IDK, there's a lot of blame to go around. Don't forget the Evangelical Christians more. Yes, white, non-college-educated went for Trump, but not as hard as evangelical Christians.
From 538, stats on each, based on exit polls:
As the night ticks on, the question that seems to be on everyone’s lips is simply this: What is happening?
Clinton, considered the favorite going into the race is now an underdog — our live forecast now gives Trump a better chance to win the White House. So what are the factors at work, upending expectations of how this race would unfold?
At the heart of all this seems to be a Midwestern collapse by Clinton; she lost Ohio, which Obama won in both 2008 and 2012, the race in Michigan is currently too close to call, as is the one in Wisconsin. Obama won both these states in both 2008 and 2012. Pennsylvania, another state nudging into the Midwest, is also too close to call.
These states are filled with white voters without college degrees, a demographic that has in the past trended more favorably toward Democrats. But preliminary exit polls are showing that Trump’s margin in this group is unprecedented among exit polls that date back to 1980 — he is winning the demographic 67 percent to Clinton’s 28 percent, a spread of 39 points. By comparison, Mitt Romney won non-college-educated white voters by a margin of only 26 points in 2012.
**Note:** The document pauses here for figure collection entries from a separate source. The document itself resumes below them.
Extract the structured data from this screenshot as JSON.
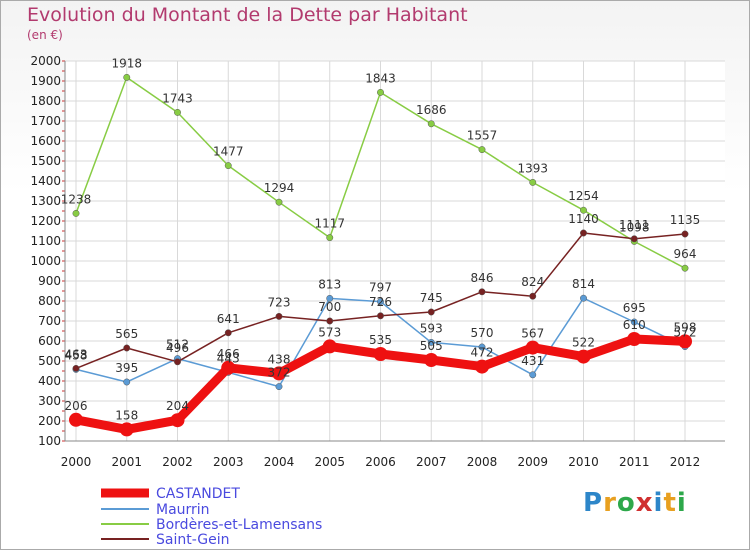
{
  "colors": {
    "title": "#b23a6e",
    "grid": "#d9d9d9",
    "axis": "#888888"
  },
  "logo": {
    "text": "Proxiti",
    "colors": [
      "#2d86c9",
      "#e8a020",
      "#2da84a",
      "#d03030",
      "#2d86c9",
      "#e8a020",
      "#2da84a"
    ]
  },
  "chart_data": {
    "type": "line",
    "title": "Evolution du Montant de la Dette par Habitant",
    "subtitle": "(en €)",
    "xlabel": "",
    "ylabel": "",
    "ylim": [
      100,
      2000
    ],
    "y_ticks": [
      100,
      200,
      300,
      400,
      500,
      600,
      700,
      800,
      900,
      1000,
      1100,
      1200,
      1300,
      1400,
      1500,
      1600,
      1700,
      1800,
      1900,
      2000
    ],
    "grid": true,
    "legend_position": "bottom-left",
    "categories": [
      "2000",
      "2001",
      "2002",
      "2003",
      "2004",
      "2005",
      "2006",
      "2007",
      "2008",
      "2009",
      "2010",
      "2011",
      "2012"
    ],
    "series": [
      {
        "name": "CASTANDET",
        "color": "#ee1111",
        "values": [
          206,
          158,
          204,
          466,
          438,
          573,
          535,
          505,
          472,
          567,
          522,
          610,
          598
        ]
      },
      {
        "name": "Maurrin",
        "color": "#5b9bd5",
        "values": [
          458,
          395,
          512,
          443,
          372,
          813,
          797,
          593,
          570,
          431,
          814,
          695,
          572
        ]
      },
      {
        "name": "Bordères-et-Lamensans",
        "color": "#88cc44",
        "values": [
          1238,
          1918,
          1743,
          1477,
          1294,
          1117,
          1843,
          1686,
          1557,
          1393,
          1254,
          1098,
          964
        ]
      },
      {
        "name": "Saint-Gein",
        "color": "#772222",
        "values": [
          463,
          565,
          496,
          641,
          723,
          700,
          726,
          745,
          846,
          824,
          1140,
          1111,
          1135
        ]
      }
    ]
  }
}
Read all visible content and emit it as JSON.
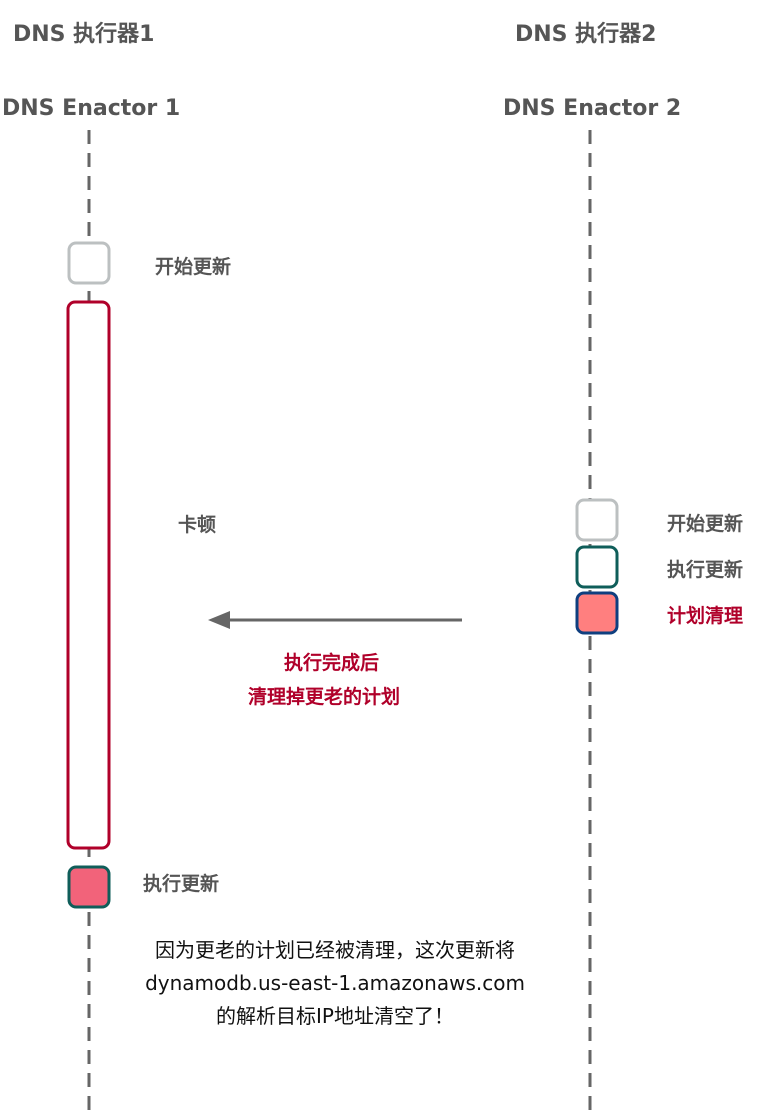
{
  "actors": [
    {
      "title_cn": "DNS 执行器1",
      "title_en": "DNS Enactor 1"
    },
    {
      "title_cn": "DNS 执行器2",
      "title_en": "DNS Enactor 2"
    }
  ],
  "left": {
    "start": "开始更新",
    "stall": "卡顿",
    "execute": "执行更新"
  },
  "right": {
    "start": "开始更新",
    "execute": "执行更新",
    "cleanup": "计划清理"
  },
  "arrow": {
    "line1": "执行完成后",
    "line2": "清理掉更老的计划"
  },
  "note": {
    "line1": "因为更老的计划已经被清理，这次更新将",
    "line2": "dynamodb.us-east-1.amazonaws.com",
    "line3": "的解析目标IP地址清空了！"
  },
  "colors": {
    "lifeline": "#666666",
    "start_border": "#BCC0C1",
    "execute_border": "#0F5E5A",
    "stall_border": "#B0002A",
    "cleanup_border": "#0F3F7F",
    "cleanup_fill": "#FF7F7F",
    "execute_fill": "#F2637A",
    "emphasis_text": "#B0002A"
  }
}
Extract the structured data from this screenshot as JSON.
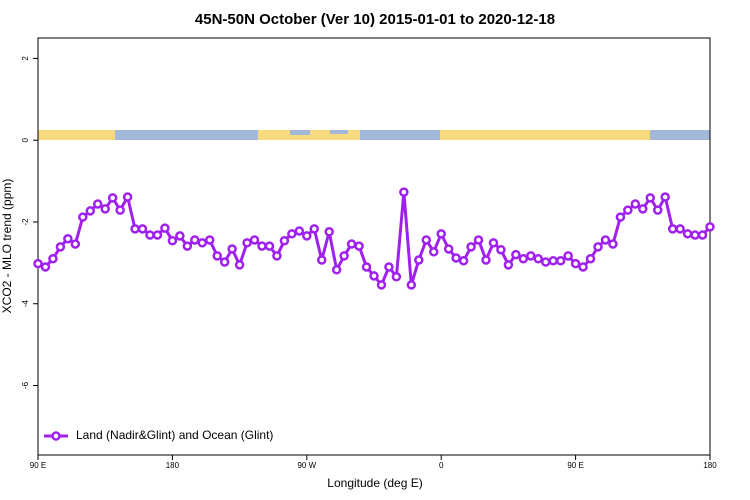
{
  "chart_data": {
    "type": "line",
    "title": "45N-50N October (Ver 10)   2015-01-01 to 2020-12-18",
    "x_label": "Longitude (deg E)",
    "y_label": "XCO2 - MLO trend (ppm)",
    "xlim": [
      90,
      540
    ],
    "ylim": [
      -7.7,
      2.5
    ],
    "xticks": [
      {
        "value": 90,
        "label": "90 E"
      },
      180,
      {
        "value": 270,
        "label": "90 W"
      },
      {
        "value": 360,
        "label": "0"
      },
      {
        "value": 450,
        "label": "90 E"
      },
      {
        "value": 540,
        "label": "180"
      }
    ],
    "yticks": [
      2,
      0,
      -2,
      -4,
      -6
    ],
    "legend_position": "bottom-left",
    "x": [
      90,
      95,
      100,
      105,
      110,
      115,
      120,
      125,
      130,
      135,
      140,
      145,
      150,
      155,
      160,
      165,
      170,
      175,
      180,
      185,
      190,
      195,
      200,
      205,
      210,
      215,
      220,
      225,
      230,
      235,
      240,
      245,
      250,
      255,
      260,
      265,
      270,
      275,
      280,
      285,
      290,
      295,
      300,
      305,
      310,
      315,
      320,
      325,
      330,
      335,
      340,
      345,
      350,
      355,
      360,
      365,
      370,
      375,
      380,
      385,
      390,
      395,
      400,
      405,
      410,
      415,
      420,
      425,
      430,
      435,
      440,
      445,
      450,
      455,
      460,
      465,
      470,
      475,
      480,
      485,
      490,
      495,
      500,
      505,
      510,
      515,
      520,
      525,
      530,
      535,
      540
    ],
    "series": [
      {
        "name": "Land (Nadir&Glint) and Ocean (Glint)",
        "color": "#a020f0",
        "values": [
          -3.02,
          -3.1,
          -2.9,
          -2.61,
          -2.41,
          -2.54,
          -1.88,
          -1.73,
          -1.56,
          -1.68,
          -1.41,
          -1.71,
          -1.39,
          -2.17,
          -2.17,
          -2.32,
          -2.32,
          -2.15,
          -2.46,
          -2.34,
          -2.59,
          -2.44,
          -2.51,
          -2.44,
          -2.83,
          -2.98,
          -2.66,
          -3.05,
          -2.51,
          -2.44,
          -2.59,
          -2.59,
          -2.83,
          -2.46,
          -2.29,
          -2.22,
          -2.34,
          -2.17,
          -2.93,
          -2.24,
          -3.17,
          -2.83,
          -2.54,
          -2.59,
          -3.1,
          -3.32,
          -3.54,
          -3.1,
          -3.34,
          -1.27,
          -3.54,
          -2.93,
          -2.44,
          -2.73,
          -2.29,
          -2.66,
          -2.88,
          -2.95,
          -2.61,
          -2.44,
          -2.93,
          -2.51,
          -2.68,
          -3.05,
          -2.8,
          -2.9,
          -2.83,
          -2.9,
          -2.98,
          -2.95,
          -2.95,
          -2.83,
          -3.02,
          -3.1,
          -2.9,
          -2.61,
          -2.44,
          -2.54,
          -1.88,
          -1.71,
          -1.56,
          -1.68,
          -1.41,
          -1.71,
          -1.39,
          -2.17,
          -2.17,
          -2.29,
          -2.32,
          -2.32,
          -2.12
        ]
      }
    ]
  }
}
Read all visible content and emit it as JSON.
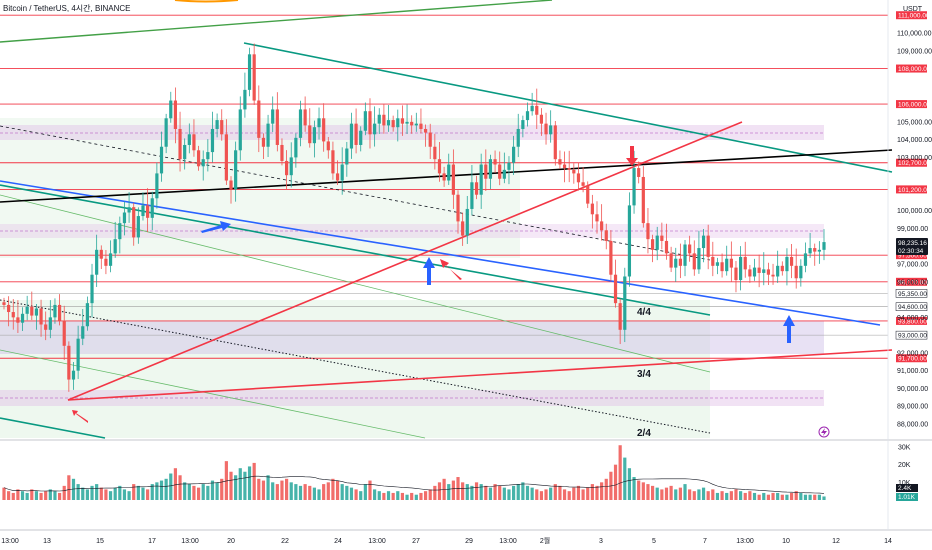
{
  "header": {
    "symbol_line": "Bitcoin / TetherUS, 4시간, BINANCE",
    "quote_ccy": "USDT"
  },
  "colors": {
    "up": "#26a69a",
    "down": "#ef5350",
    "level": "#f23645",
    "trend_green": "#089981",
    "trend_blue": "#2962ff",
    "trend_black": "#000000",
    "zone_pink": "#e1bee7",
    "zone_green": "#c8e6c9"
  },
  "chart_data": {
    "type": "candlestick",
    "ylim": [
      87000,
      113000
    ],
    "y_ticks": [
      "88,000.00",
      "89,000.00",
      "90,000.00",
      "91,000.00",
      "92,000.00",
      "94,000.00",
      "96,000.00",
      "97,000.00",
      "99,000.00",
      "100,000.00",
      "103,000.00",
      "104,000.00",
      "105,000.00",
      "109,000.00",
      "110,000.00"
    ],
    "x_ticks": [
      "13:00",
      "13",
      "15",
      "17",
      "13:00",
      "20",
      "22",
      "24",
      "13:00",
      "27",
      "29",
      "13:00",
      "2월",
      "3",
      "5",
      "7",
      "13:00",
      "10",
      "12",
      "14"
    ],
    "levels": [
      {
        "price": 111000,
        "label": "111,000.00"
      },
      {
        "price": 108000,
        "label": "108,000.00"
      },
      {
        "price": 106000,
        "label": "106,000.00"
      },
      {
        "price": 102700,
        "label": "102,700.00"
      },
      {
        "price": 101200,
        "label": "101,200.00"
      },
      {
        "price": 97500,
        "label": "97,500.00"
      },
      {
        "price": 96000,
        "label": "96,000.00"
      },
      {
        "price": 93800,
        "label": "93,800.00"
      },
      {
        "price": 91700,
        "label": "91,700.00"
      }
    ],
    "gray_levels": [
      {
        "price": 95350,
        "label": "95,350.00"
      },
      {
        "price": 94600,
        "label": "94,600.00"
      },
      {
        "price": 93000,
        "label": "93,000.00"
      }
    ],
    "current": {
      "price": "98,235.16",
      "countdown": "02:30:34"
    },
    "annotations": [
      "4/4",
      "3/4",
      "2/4"
    ],
    "volume": {
      "ticks": [
        "30K",
        "20K",
        "10K"
      ],
      "last_labels": [
        "2.4K",
        "1.01K"
      ]
    },
    "closes": [
      94700,
      94300,
      94000,
      93700,
      94200,
      94600,
      94100,
      94500,
      93600,
      93300,
      94000,
      94700,
      93800,
      92400,
      90500,
      91000,
      92800,
      93500,
      94800,
      96400,
      97800,
      97300,
      96900,
      97600,
      98400,
      99300,
      99900,
      100200,
      98500,
      99700,
      100300,
      99600,
      100700,
      102100,
      103600,
      105200,
      106200,
      104600,
      102900,
      103700,
      104300,
      103400,
      102500,
      102900,
      103300,
      104600,
      105100,
      104300,
      101700,
      101200,
      103400,
      105700,
      106800,
      108800,
      106200,
      104100,
      103600,
      104900,
      105700,
      103700,
      102800,
      102000,
      103000,
      104100,
      105700,
      104800,
      103800,
      104700,
      105200,
      103900,
      103400,
      102100,
      101700,
      102600,
      103500,
      104900,
      103700,
      104500,
      105600,
      104300,
      104900,
      105400,
      104800,
      105100,
      104700,
      105200,
      104900,
      105000,
      104800,
      104900,
      104600,
      104400,
      103600,
      102900,
      102100,
      101700,
      102600,
      100900,
      99400,
      98600,
      100100,
      101600,
      100900,
      102600,
      101800,
      102900,
      102600,
      101800,
      102300,
      102700,
      103600,
      104600,
      105100,
      105600,
      105900,
      105400,
      104900,
      104300,
      104800,
      102900,
      102600,
      102400,
      102300,
      102100,
      101600,
      101400,
      100400,
      99800,
      99400,
      98900,
      98300,
      96400,
      94800,
      93300,
      96300,
      100300,
      102400,
      101900,
      99300,
      98400,
      97800,
      98600,
      98300,
      97600,
      96800,
      97300,
      96900,
      98100,
      97600,
      96700,
      97900,
      98600,
      97400,
      96900,
      97100,
      96600,
      97300,
      96800,
      96100,
      97400,
      96700,
      96300,
      96800,
      96500,
      96700,
      96400,
      96300,
      96900,
      96600,
      97400,
      96900,
      96200,
      96900,
      97600,
      97900,
      97700,
      97800,
      98235
    ],
    "volumes": [
      7,
      5,
      4,
      6,
      5,
      4,
      6,
      5,
      4,
      5,
      6,
      5,
      4,
      8,
      14,
      12,
      9,
      7,
      6,
      8,
      9,
      7,
      6,
      5,
      7,
      8,
      6,
      5,
      9,
      8,
      7,
      6,
      9,
      10,
      11,
      12,
      15,
      18,
      14,
      10,
      9,
      8,
      7,
      9,
      8,
      11,
      10,
      12,
      22,
      16,
      14,
      18,
      16,
      19,
      21,
      12,
      11,
      14,
      10,
      9,
      11,
      12,
      10,
      9,
      8,
      9,
      8,
      7,
      6,
      9,
      10,
      12,
      11,
      9,
      8,
      7,
      6,
      5,
      9,
      11,
      6,
      5,
      4,
      5,
      4,
      5,
      4,
      3,
      4,
      3,
      4,
      5,
      6,
      8,
      10,
      12,
      9,
      11,
      13,
      10,
      9,
      8,
      10,
      9,
      8,
      7,
      9,
      8,
      7,
      6,
      8,
      9,
      10,
      8,
      7,
      6,
      5,
      6,
      7,
      9,
      8,
      6,
      5,
      7,
      8,
      6,
      7,
      9,
      8,
      10,
      12,
      16,
      20,
      31,
      24,
      18,
      13,
      11,
      10,
      9,
      8,
      7,
      6,
      7,
      8,
      6,
      7,
      9,
      6,
      5,
      6,
      7,
      5,
      6,
      4,
      5,
      4,
      5,
      6,
      5,
      4,
      5,
      4,
      3,
      4,
      3,
      4,
      4,
      3,
      3,
      4,
      5,
      4,
      3,
      3,
      3,
      3,
      2
    ]
  }
}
Evangelical voters are potentially among the strongest demographic groups for Trump, and they help explain why he is doing unexpectedly well tonight. Trump’s margin among evangelical white Christians is 81-16 percent, according to exit poll results. That appears to be the widest margin for a Republican presidential candidate among evangelicals since 2004.
In Georgia, for example, preliminary exit polls show that Trump won 88 percent of white evangelical voters, compared with 6 percent for Clinton. The demographic makes up a third of the state’s voters. They are anticipated to be 20 percent of Florida’s voters.
During the primaries, many evangelical voters had questions about Trump’s values, but the demographic group consolidated around his candidacy because of issues like abortion and appointments to the Supreme Court.
The margin he has with evangelical Christians is way bigger than the margin with non-educated white folks.